Phishing scammer unexpectedly returns $9.3 million to victim

In an unexpected twist, a phishing scammer has returned nearly $9.3/€8.5 million to a victim after stealing $24/€22 million from them last September.

The incident came to light when Scam Sniffer discovered the transactions on July 13, where the scammer used the Dai stablecoin to return the funds in 2 installments.

First refund has already taken place

The first redemption of $5.23/€4.79 million took place on July 8, followed by a second transaction of $4.04/€3.70 million on July 13 at 12:06 UTC, according to data from Etherscan.

The phishing attack took place 10 months ago, on September 6, 2023, with the victim losing 9,579 Lido Staked Ether (stETH) and 4,850 Rocket Pool (rETH) tokens. The victim had granted approvals for tokens to the scammer by signing “Increase Allowance” transactions, as described in a post by Scam Sniffer following the incident.

The “Allowance” is a feature of ERC-20 tokens that gives third parties the right to issue the owner’s tokens. Crypto market data platform CoinMarketCap and other industry players have since warned that anonymous developers could potentially use malicious smart contracts to scam users.

The $9.3/€8.5 million returned represents a 38.4% return on the stolen funds, based on September 6th prices. However, the 14,429 staked Ether would have been worth $47.5/€43.5 million at current prices.

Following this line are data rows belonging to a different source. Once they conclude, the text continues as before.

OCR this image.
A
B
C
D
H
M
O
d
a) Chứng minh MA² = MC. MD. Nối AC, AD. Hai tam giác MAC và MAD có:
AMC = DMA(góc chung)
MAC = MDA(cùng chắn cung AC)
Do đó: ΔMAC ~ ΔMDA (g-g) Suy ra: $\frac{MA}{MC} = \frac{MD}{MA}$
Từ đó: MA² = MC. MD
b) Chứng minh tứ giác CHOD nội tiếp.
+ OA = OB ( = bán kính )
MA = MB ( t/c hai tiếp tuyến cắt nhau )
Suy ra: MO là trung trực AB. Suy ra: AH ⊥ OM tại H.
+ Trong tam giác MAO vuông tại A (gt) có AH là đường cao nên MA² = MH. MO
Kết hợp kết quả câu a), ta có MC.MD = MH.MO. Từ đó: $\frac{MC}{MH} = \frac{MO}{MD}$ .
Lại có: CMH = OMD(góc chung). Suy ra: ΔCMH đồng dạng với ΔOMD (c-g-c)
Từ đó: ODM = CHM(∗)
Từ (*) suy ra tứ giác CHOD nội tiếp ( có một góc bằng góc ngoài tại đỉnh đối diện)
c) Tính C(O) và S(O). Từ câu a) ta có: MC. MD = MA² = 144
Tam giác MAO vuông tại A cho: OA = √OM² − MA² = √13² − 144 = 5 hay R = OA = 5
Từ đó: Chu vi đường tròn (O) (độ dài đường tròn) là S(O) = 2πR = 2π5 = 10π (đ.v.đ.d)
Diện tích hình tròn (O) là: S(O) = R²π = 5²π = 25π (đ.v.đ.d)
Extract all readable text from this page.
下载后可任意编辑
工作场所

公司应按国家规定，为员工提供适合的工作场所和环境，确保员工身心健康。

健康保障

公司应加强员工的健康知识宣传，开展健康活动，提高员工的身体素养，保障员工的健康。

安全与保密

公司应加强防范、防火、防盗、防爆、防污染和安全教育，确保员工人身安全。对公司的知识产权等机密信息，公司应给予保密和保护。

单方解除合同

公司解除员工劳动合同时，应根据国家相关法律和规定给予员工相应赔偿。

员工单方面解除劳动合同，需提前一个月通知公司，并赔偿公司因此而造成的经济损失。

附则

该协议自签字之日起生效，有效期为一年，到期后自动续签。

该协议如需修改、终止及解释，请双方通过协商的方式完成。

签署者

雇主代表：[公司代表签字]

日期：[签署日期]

Crypto Address Labeled as ‘Railgun Relay’

On-chain data shows that the returned Dai came through an address labeled as Railgun Relay, an intermediary for the privacy protocol, shortly before it was handed over to the victim.

Scam Sniffer said the hacker contacted the victim on July 6 using a different wallet address. “Hello, I’m the guy who took your money,” he wrote. “I want to give the money back.”

Etherscan data shows that after the refund, the scammer’s wallet address still contains just over $3 million in funds, nearly 99% of which is the METAGALAXY LAND (MEGALAND) token from the BNB chain.

According to Scam Sniffer’s 2023 Wallet Drainers Report, phishing scammers stole nearly $300 million worth of crypto from 324,000 victims in 2023. Inferno Drainer and MS Drainer were the most notorious scammers, taking $81/€74.3 million and $59/€54 million, respectively. Pink Drainer stole over $85 million before it was shut down in May.